Balance of Hardships
In considering the hardships on the parties, the balance tips decidedly in favor of plaintiff. The evidence adduced during the administrative proceedings clearly establishes that if the special physical therapy program he receives during the regular school year is not continued during the summer, plaintiff will experience a serious setback in his progress toward several major goals of his IEP, which will adversely impact his overall educational program to some degree.
On the other hand, defendants have not presented any evidence, or even an argument, that they will suffer any hardship if the District is required to provide plaintiff physical therapy services twice per week during July and August as well as during the regular school year.
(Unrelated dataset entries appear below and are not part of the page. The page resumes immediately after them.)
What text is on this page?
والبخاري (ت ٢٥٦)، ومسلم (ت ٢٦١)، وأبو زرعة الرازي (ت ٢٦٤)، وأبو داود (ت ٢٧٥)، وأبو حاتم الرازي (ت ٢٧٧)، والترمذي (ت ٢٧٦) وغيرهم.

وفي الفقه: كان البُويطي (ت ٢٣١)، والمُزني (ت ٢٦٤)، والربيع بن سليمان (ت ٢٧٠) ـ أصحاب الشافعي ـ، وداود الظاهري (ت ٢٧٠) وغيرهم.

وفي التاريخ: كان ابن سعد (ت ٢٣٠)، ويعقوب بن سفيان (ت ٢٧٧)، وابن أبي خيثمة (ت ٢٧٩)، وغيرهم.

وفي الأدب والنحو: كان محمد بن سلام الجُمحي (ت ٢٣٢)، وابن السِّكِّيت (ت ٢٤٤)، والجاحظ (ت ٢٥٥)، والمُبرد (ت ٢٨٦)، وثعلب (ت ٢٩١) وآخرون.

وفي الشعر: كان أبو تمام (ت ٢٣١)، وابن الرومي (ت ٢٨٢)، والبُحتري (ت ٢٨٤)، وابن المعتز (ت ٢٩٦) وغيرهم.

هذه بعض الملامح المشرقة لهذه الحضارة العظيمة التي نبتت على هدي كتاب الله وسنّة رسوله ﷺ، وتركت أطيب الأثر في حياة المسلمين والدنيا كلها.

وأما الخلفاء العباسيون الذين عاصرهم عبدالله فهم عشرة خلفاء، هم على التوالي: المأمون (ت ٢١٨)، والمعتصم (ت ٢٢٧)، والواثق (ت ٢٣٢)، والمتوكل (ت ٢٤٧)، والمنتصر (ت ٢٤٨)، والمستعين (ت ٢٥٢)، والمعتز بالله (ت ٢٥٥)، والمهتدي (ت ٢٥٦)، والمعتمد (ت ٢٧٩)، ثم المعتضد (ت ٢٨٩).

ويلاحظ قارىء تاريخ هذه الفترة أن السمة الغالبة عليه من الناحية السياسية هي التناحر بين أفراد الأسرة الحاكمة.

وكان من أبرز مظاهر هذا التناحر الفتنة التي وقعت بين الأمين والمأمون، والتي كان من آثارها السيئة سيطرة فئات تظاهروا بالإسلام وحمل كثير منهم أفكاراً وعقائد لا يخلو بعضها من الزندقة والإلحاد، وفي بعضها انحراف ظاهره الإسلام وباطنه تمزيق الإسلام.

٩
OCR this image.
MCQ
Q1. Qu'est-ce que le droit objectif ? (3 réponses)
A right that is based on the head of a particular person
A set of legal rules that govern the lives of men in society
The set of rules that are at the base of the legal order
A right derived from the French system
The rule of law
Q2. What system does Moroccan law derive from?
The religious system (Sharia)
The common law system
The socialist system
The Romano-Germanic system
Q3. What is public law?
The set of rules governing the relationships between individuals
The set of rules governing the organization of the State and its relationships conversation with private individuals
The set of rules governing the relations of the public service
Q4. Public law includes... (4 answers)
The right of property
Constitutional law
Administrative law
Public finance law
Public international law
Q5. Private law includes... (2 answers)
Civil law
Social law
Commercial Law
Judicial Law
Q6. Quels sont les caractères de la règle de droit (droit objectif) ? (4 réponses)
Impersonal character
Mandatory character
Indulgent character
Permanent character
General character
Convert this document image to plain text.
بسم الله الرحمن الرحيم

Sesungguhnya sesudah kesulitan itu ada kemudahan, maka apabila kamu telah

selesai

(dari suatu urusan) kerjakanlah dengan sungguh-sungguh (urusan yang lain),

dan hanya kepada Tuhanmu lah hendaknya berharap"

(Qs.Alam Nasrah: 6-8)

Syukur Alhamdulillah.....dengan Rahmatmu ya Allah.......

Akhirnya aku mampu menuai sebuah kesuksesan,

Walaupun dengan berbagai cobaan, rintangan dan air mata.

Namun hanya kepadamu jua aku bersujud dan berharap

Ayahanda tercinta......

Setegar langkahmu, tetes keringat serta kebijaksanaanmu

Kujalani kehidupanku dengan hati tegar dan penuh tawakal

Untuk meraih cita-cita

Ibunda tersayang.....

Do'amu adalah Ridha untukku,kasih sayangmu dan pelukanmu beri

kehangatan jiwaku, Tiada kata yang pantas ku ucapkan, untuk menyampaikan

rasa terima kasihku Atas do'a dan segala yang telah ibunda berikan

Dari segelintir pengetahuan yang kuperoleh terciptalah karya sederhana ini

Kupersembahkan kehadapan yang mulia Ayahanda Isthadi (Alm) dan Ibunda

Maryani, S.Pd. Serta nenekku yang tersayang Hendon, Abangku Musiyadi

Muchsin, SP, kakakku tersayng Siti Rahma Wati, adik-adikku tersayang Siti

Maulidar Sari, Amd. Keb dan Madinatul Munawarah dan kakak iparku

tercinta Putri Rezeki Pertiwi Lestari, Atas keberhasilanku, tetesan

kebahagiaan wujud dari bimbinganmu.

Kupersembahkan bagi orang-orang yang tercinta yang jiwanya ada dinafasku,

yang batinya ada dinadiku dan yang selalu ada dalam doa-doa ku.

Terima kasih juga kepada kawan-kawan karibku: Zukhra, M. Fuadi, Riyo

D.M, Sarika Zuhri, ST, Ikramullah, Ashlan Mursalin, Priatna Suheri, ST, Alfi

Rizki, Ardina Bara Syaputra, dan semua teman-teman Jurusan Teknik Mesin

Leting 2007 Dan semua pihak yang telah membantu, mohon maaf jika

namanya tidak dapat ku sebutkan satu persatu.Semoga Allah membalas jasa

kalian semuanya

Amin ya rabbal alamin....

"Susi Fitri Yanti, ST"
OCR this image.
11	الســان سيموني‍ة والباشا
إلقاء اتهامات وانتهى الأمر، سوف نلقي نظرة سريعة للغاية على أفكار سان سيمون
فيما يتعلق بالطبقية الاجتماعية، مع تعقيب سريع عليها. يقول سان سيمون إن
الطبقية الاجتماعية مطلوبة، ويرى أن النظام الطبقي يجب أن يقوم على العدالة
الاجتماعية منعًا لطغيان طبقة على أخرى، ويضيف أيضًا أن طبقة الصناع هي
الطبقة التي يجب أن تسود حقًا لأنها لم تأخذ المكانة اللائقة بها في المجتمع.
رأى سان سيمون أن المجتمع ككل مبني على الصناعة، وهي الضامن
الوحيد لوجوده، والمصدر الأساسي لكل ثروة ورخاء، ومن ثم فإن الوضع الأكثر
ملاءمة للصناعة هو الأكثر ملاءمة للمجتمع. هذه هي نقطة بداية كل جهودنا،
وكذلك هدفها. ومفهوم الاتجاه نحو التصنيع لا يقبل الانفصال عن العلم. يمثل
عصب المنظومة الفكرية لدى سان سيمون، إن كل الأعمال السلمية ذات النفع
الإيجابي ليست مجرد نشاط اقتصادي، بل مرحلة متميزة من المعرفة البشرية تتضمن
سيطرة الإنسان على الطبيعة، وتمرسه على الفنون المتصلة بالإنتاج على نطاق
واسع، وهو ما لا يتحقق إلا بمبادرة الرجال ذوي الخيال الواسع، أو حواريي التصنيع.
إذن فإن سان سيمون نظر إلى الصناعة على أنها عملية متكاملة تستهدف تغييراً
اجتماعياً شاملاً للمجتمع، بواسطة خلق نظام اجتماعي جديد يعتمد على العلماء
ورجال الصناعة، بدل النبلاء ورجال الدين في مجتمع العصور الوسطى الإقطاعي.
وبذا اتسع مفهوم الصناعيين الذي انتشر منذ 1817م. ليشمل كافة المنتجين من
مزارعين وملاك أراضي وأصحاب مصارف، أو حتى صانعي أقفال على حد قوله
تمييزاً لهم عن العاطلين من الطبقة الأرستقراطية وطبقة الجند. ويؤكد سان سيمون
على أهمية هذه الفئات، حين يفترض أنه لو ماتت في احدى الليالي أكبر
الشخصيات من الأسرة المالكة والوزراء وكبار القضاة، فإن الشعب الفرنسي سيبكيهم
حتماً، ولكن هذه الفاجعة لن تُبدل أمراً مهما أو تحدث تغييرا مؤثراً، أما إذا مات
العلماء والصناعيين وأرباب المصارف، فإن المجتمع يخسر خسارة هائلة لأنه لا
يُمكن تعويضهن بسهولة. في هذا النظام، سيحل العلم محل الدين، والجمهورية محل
For the reasons stated above, I find that plaintiff has satisfied the requirements for issuance of a preliminary injunction, and, therefore, his motion is granted.
Therefore, it is hereby
ORDERED that defendants are hereby directed to continue providing plaintiff with physical therapy services during the months of July and August as required by his IEP, pending the final determination of this action; and it is further
ORDERED that since plaintiff is a poor person whose present action has been submitted in forma pauperis, he shall not be *162 required to provide security in connection with this preliminary injunction.NOTES
 Because plaintiff has continually had summer physical therapy programming, the fact that he has achieved passing marks and advanced from grade to grade in his regular classes in the past is not dispositive of whether his current IEP for ten-month programming is reasonably calculated to provide educational benefits.